Baca Juga  Tiga Penyebab Kekerasan di Lembaga Pendidikan

Tapi, diluar perempuan yang menjadi ketua PP Muhammadiyah secara ex officio, tetap sah jika ada perempuan yang lain yang menjadi ketua PP Muhammadiyah di luar ex officio. Mari kita cek AD Art Muhammadiyah.

Dalam BAB II Anggaran Dasar Muhammadiyah tentang Indentitas, Asas, dan Lambang, pada Pasal 4 ayat 1 berbunyi “Muhammadiyah adalah Gerakan Islam, Da’wah Amar Ma’ruf Nahi Munkar dan Tajdid, bersumber pada Al-Qur‘an dan As-Sunnah.”

Sedangkan ayat 2 berbunyi: “Muhammadiyah berasas Islam.”

Dalam BAB IV tentang Keanggotaan, Pasal 8 tentang Anggota serta Hak dan Kewajiban, ayat 1 menyebut bahwa anggota Muhammadiyah terdiri atas:

  1. Anggota Biasa ialah warga negara Indonesia beragama Islam.
  2. Anggota Luar Biasa ialah orang Islam bukan warga negara Indonesia.
  3. Anggota Kehormatan ialah perorangan beragama Islam yang berjasa terhadap Muhammadiyah dan atau karena kewibawaan dan keahliannya bersedia membantu Muhammadiyah.

Dalam Anggaran Rumah Tangga Muhammadiyah Pasal 4 tentang Keanggotaan, ayat 1 menjelaskan bahwa anggota biasa harus memenuhi persyaratan sebagai berikut:

  • Warga Negara Indonesia beragama Islam
  • Laki-laki atau perempuan berumur 17 tahun atau sudah menikah
  • Menyetujui maksud dan tujuan Muhammadiyah
  • Bersedia mendukung dan melaksanakan usaha-usaha Muhammadiyah
  • Mendaftarkan diri dan membayar uang pangkal.

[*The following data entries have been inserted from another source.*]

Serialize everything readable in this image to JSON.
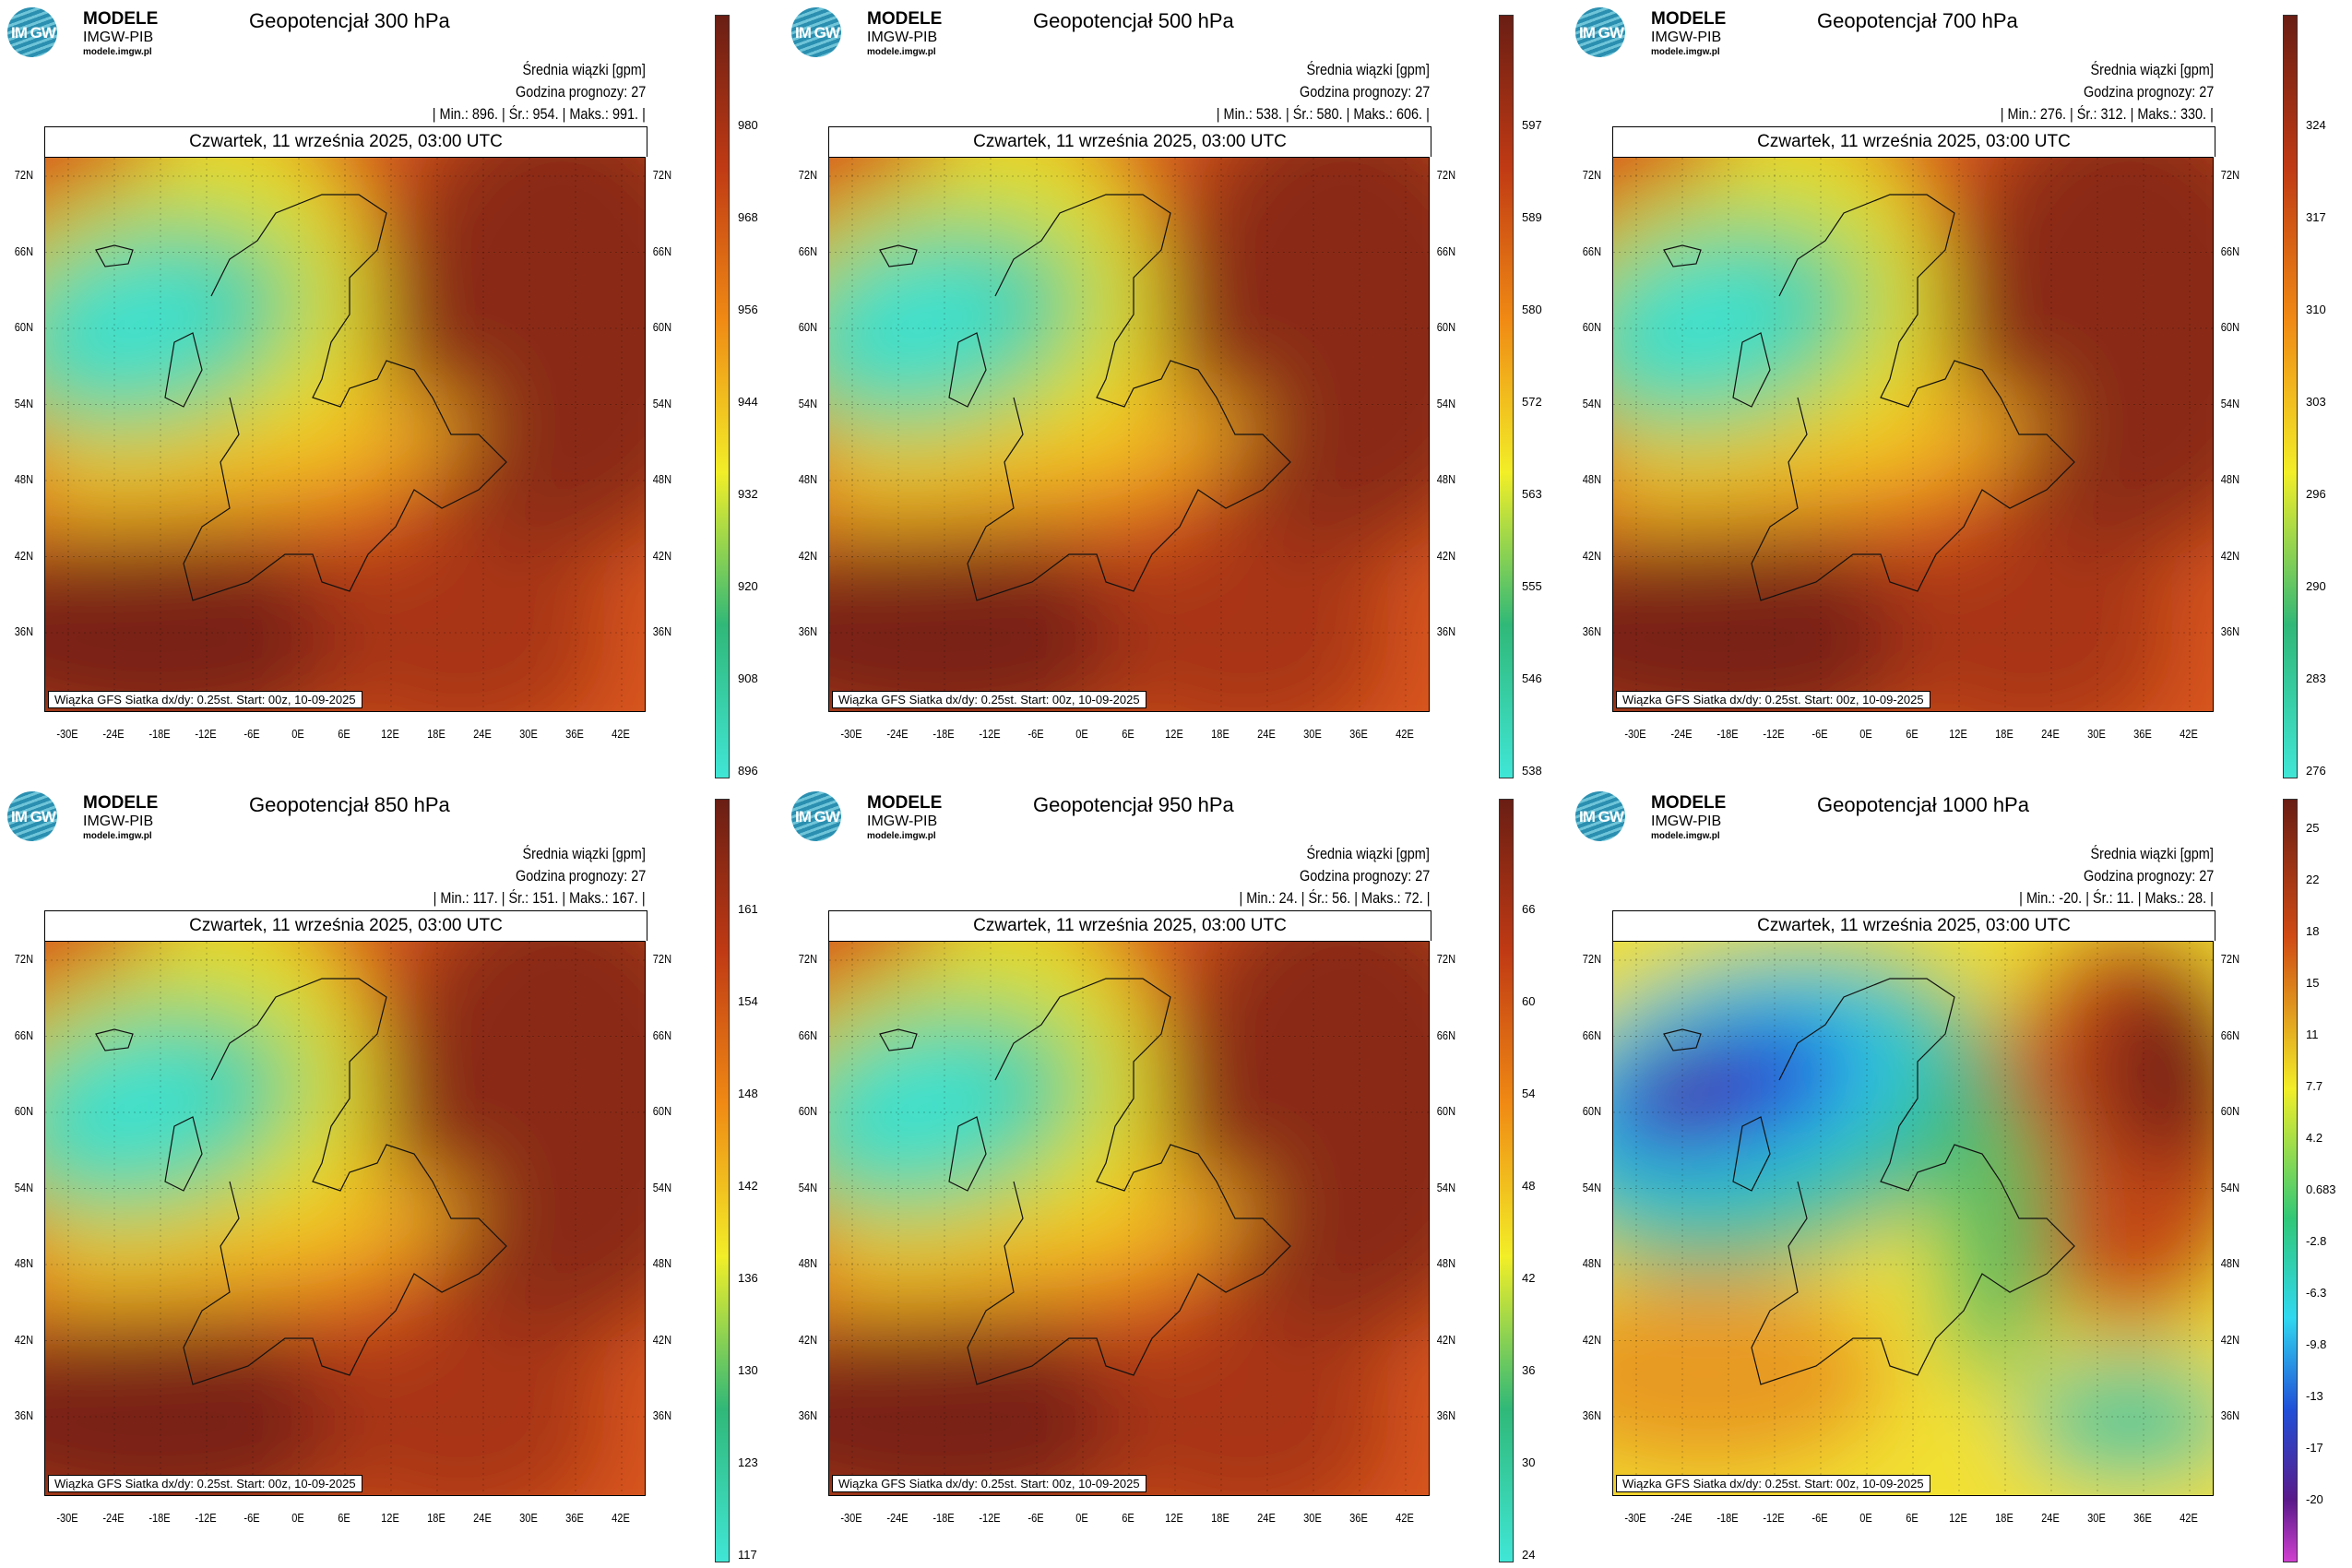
{
  "logo": {
    "line1": "MODELE",
    "line2": "IMGW-PIB",
    "line3": "modele.imgw.pl",
    "mark": "IM GW"
  },
  "common": {
    "unit_label": "Średnia wiązki [gpm]",
    "forecast_hour": "Godzina prognozy: 27",
    "date": "Czwartek, 11 września 2025, 03:00 UTC",
    "footer": "Wiązka GFS Siatka dx/dy: 0.25st. Start: 00z, 10-09-2025",
    "lat_labels": [
      "72N",
      "66N",
      "60N",
      "54N",
      "48N",
      "42N",
      "36N"
    ],
    "lon_labels": [
      "-30E",
      "-24E",
      "-18E",
      "-12E",
      "-6E",
      "0E",
      "6E",
      "12E",
      "18E",
      "24E",
      "30E",
      "36E",
      "42E"
    ]
  },
  "panels": [
    {
      "title": "Geopotencjał 300 hPa",
      "stats": "| Min.: 896. | Śr.: 954. | Maks.: 991. |",
      "colorbar": [
        "980",
        "968",
        "956",
        "944",
        "932",
        "920",
        "908",
        "896"
      ],
      "scheme": "warm"
    },
    {
      "title": "Geopotencjał 500 hPa",
      "stats": "| Min.: 538. | Śr.: 580. | Maks.: 606. |",
      "colorbar": [
        "597",
        "589",
        "580",
        "572",
        "563",
        "555",
        "546",
        "538"
      ],
      "scheme": "warm"
    },
    {
      "title": "Geopotencjał 700 hPa",
      "stats": "| Min.: 276. | Śr.: 312. | Maks.: 330. |",
      "colorbar": [
        "324",
        "317",
        "310",
        "303",
        "296",
        "290",
        "283",
        "276"
      ],
      "scheme": "warm"
    },
    {
      "title": "Geopotencjał 850 hPa",
      "stats": "| Min.: 117. | Śr.: 151. | Maks.: 167. |",
      "colorbar": [
        "161",
        "154",
        "148",
        "142",
        "136",
        "130",
        "123",
        "117"
      ],
      "scheme": "warm"
    },
    {
      "title": "Geopotencjał 950 hPa",
      "stats": "| Min.: 24. | Śr.: 56. | Maks.: 72. |",
      "colorbar": [
        "66",
        "60",
        "54",
        "48",
        "42",
        "36",
        "30",
        "24"
      ],
      "scheme": "warm"
    },
    {
      "title": "Geopotencjał 1000 hPa",
      "stats": "| Min.: -20. | Śr.: 11. | Maks.: 28. |",
      "colorbar": [
        "25",
        "22",
        "18",
        "15",
        "11",
        "7.7",
        "4.2",
        "0.683",
        "-2.8",
        "-6.3",
        "-9.8",
        "-13",
        "-17",
        "-20"
      ],
      "scheme": "cold"
    }
  ],
  "colors": {
    "low": "#40e6d6",
    "mid": "#f2ee28",
    "high": "#6a1e14",
    "cold_low": "#6a0a7a"
  }
}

Ayat 2: Anggota Luar Biasa ialah seseorang bukan warga negara Indonesia, beragama Islam, setuju dengan maksud dan tujuan Muhammadiyah serta bersedia mendukung amal usahanya.

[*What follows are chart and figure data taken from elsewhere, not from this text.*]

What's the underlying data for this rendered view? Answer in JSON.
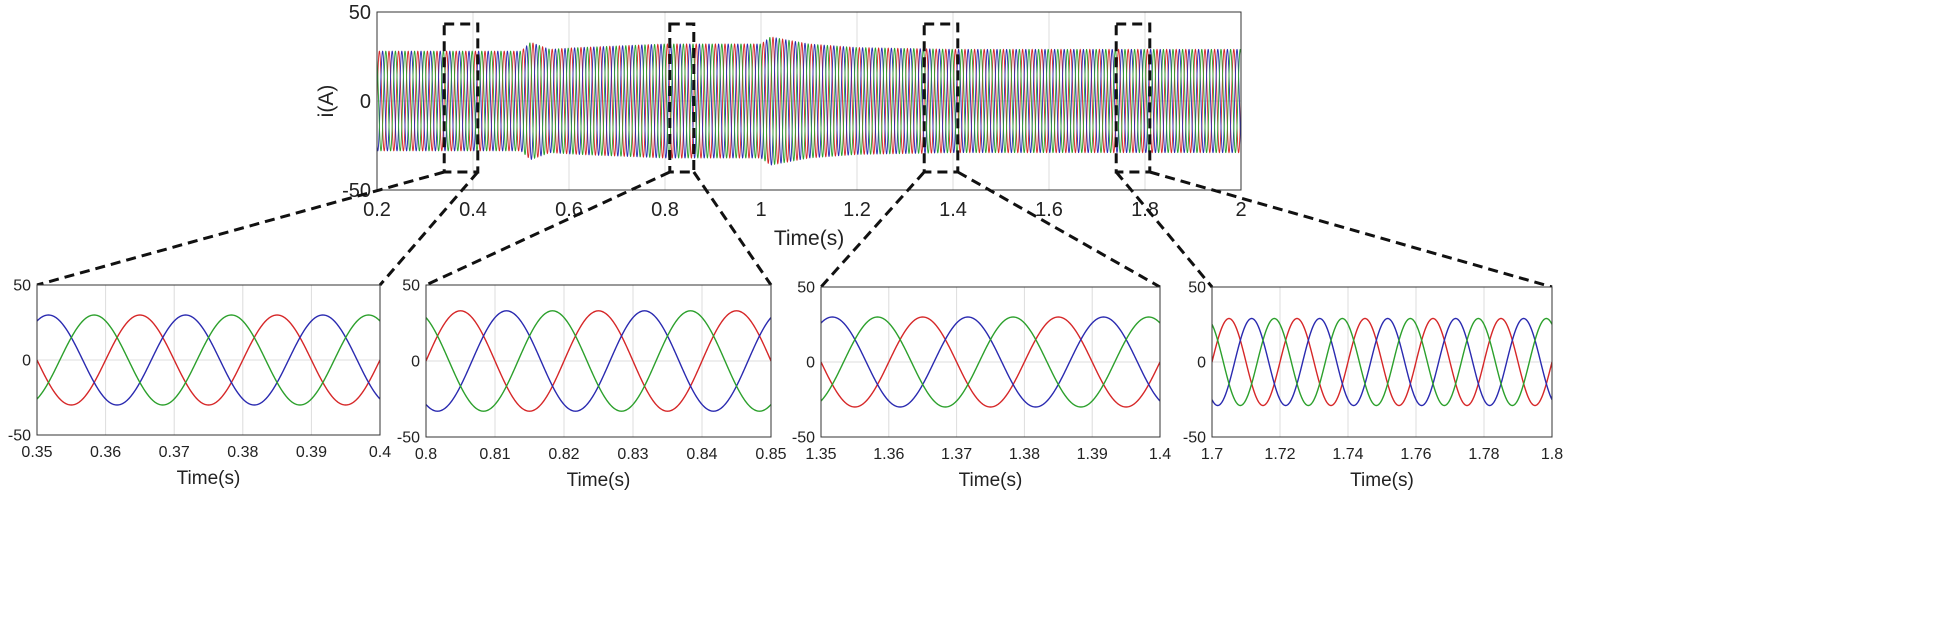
{
  "colors": {
    "phase_a": "#d62728",
    "phase_b": "#2a2ab0",
    "phase_c": "#2ca02c"
  },
  "chart_data": [
    {
      "id": "overview",
      "type": "line",
      "xlabel": "Time(s)",
      "ylabel": "i(A)",
      "xlim": [
        0.2,
        2
      ],
      "ylim": [
        -50,
        50
      ],
      "xticks": [
        "0.2",
        "0.4",
        "0.6",
        "0.8",
        "1",
        "1.2",
        "1.4",
        "1.6",
        "1.8",
        "2"
      ],
      "yticks": [
        "-50",
        "0",
        "50"
      ],
      "grid": true,
      "frequency_hz": 50,
      "amplitude_profile": [
        [
          0.2,
          28
        ],
        [
          0.5,
          28
        ],
        [
          0.52,
          33
        ],
        [
          0.56,
          29
        ],
        [
          0.62,
          30
        ],
        [
          0.8,
          32
        ],
        [
          1.0,
          32
        ],
        [
          1.02,
          36
        ],
        [
          1.1,
          32
        ],
        [
          1.2,
          30
        ],
        [
          1.4,
          29
        ],
        [
          1.7,
          29
        ],
        [
          2.0,
          29
        ]
      ],
      "series": [
        {
          "phase": "a"
        },
        {
          "phase": "b"
        },
        {
          "phase": "c"
        }
      ],
      "zoom_boxes": [
        [
          0.34,
          0.41
        ],
        [
          0.81,
          0.86
        ],
        [
          1.34,
          1.41
        ],
        [
          1.74,
          1.81
        ]
      ]
    },
    {
      "id": "zoom1",
      "type": "line",
      "xlabel": "Time(s)",
      "xlim": [
        0.35,
        0.4
      ],
      "ylim": [
        -50,
        50
      ],
      "xticks": [
        "0.35",
        "0.36",
        "0.37",
        "0.38",
        "0.39",
        "0.4"
      ],
      "yticks": [
        "-50",
        "0",
        "50"
      ],
      "grid": true,
      "frequency_hz": 50,
      "amplitude": 30,
      "series": [
        {
          "phase": "a"
        },
        {
          "phase": "b"
        },
        {
          "phase": "c"
        }
      ]
    },
    {
      "id": "zoom2",
      "type": "line",
      "xlabel": "Time(s)",
      "xlim": [
        0.8,
        0.85
      ],
      "ylim": [
        -50,
        50
      ],
      "xticks": [
        "0.8",
        "0.81",
        "0.82",
        "0.83",
        "0.84",
        "0.85"
      ],
      "yticks": [
        "-50",
        "0",
        "50"
      ],
      "grid": true,
      "frequency_hz": 50,
      "amplitude": 33,
      "series": [
        {
          "phase": "a"
        },
        {
          "phase": "b"
        },
        {
          "phase": "c"
        }
      ]
    },
    {
      "id": "zoom3",
      "type": "line",
      "xlabel": "Time(s)",
      "xlim": [
        1.35,
        1.4
      ],
      "ylim": [
        -50,
        50
      ],
      "xticks": [
        "1.35",
        "1.36",
        "1.37",
        "1.38",
        "1.39",
        "1.4"
      ],
      "yticks": [
        "-50",
        "0",
        "50"
      ],
      "grid": true,
      "frequency_hz": 50,
      "amplitude": 30,
      "series": [
        {
          "phase": "a"
        },
        {
          "phase": "b"
        },
        {
          "phase": "c"
        }
      ]
    },
    {
      "id": "zoom4",
      "type": "line",
      "xlabel": "Time(s)",
      "xlim": [
        1.7,
        1.8
      ],
      "ylim": [
        -50,
        50
      ],
      "xticks": [
        "1.7",
        "1.72",
        "1.74",
        "1.76",
        "1.78",
        "1.8"
      ],
      "yticks": [
        "-50",
        "0",
        "50"
      ],
      "grid": true,
      "frequency_hz": 50,
      "amplitude": 29,
      "series": [
        {
          "phase": "a"
        },
        {
          "phase": "b"
        },
        {
          "phase": "c"
        }
      ]
    }
  ]
}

Ayat 3: Anggota Kehormatan ialah seseorang beragama Islam, berjasa terhadap Muhammadiyah dan atau karena kewibawaan dan keahliannya diperlukan atau bersedia membantu Muhammadiyah.

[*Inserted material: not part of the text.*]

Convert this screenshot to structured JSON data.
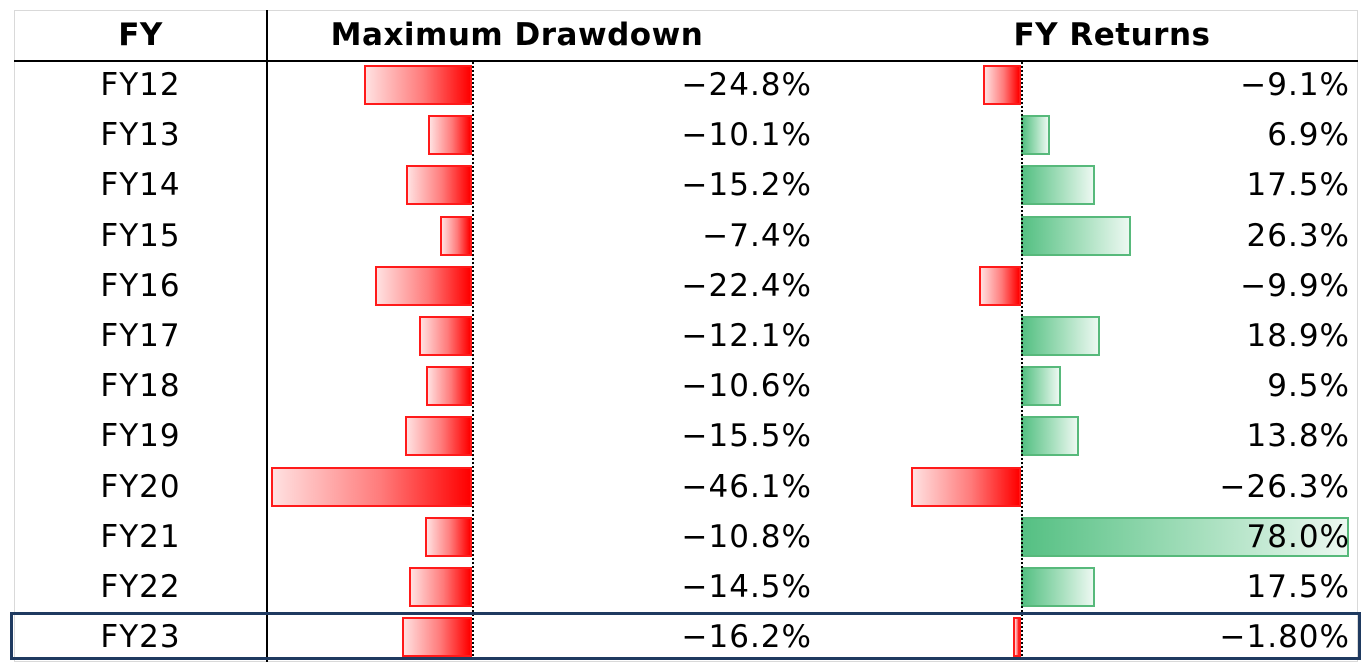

Dalam ART Muhammadiyah Pasal 10 tentang Pimpinan Pusat ayat 2 berbunyi Anggota Pimpinan Pusat dapat terdiri dari laki-laki dan perempuan.

Sedangkan dalam ART Pasal 15 tentang Pemilihan Pimpinan ayat 1 menjelaskan Syarat anggota Pimpinan Muhammadiyah adalah:

  • Taat beribadah dan mengamalkan ajaran Islam
  • Setia pada prinsip-prinsip dasar perjuangan Muhammadiyah
  • Dapat menjadi teladan dalam Muhammadiyah
  • Taat pada garis kebijakan Pimpinan Muhammadiyah
  • Memiliki kecakapan dan berkemampuan menjalankan tugasnya
  • Telah menjadi anggota Muhammadiyah sekurang-kurangnya satu tahun dan berpengalaman dalam kepemimpinan di lingkungan Muhammadiyah bagi Pimpinan tingkat Daerah, Wilayah dan Pusat
Baca Juga  Milad 108 Tahun Muhammadiyah: Ikhtiar Mengarungi Batas Internasional

Tentu masih banyak pasal-pasal lain di AD ART yang bisa saya kutip disini. Namun, karna kolom yang terbatas, sekiranya pasal-pasal tersebut di atas tidak ada satu pun yang bias gender alias membedakan jenis kelamin.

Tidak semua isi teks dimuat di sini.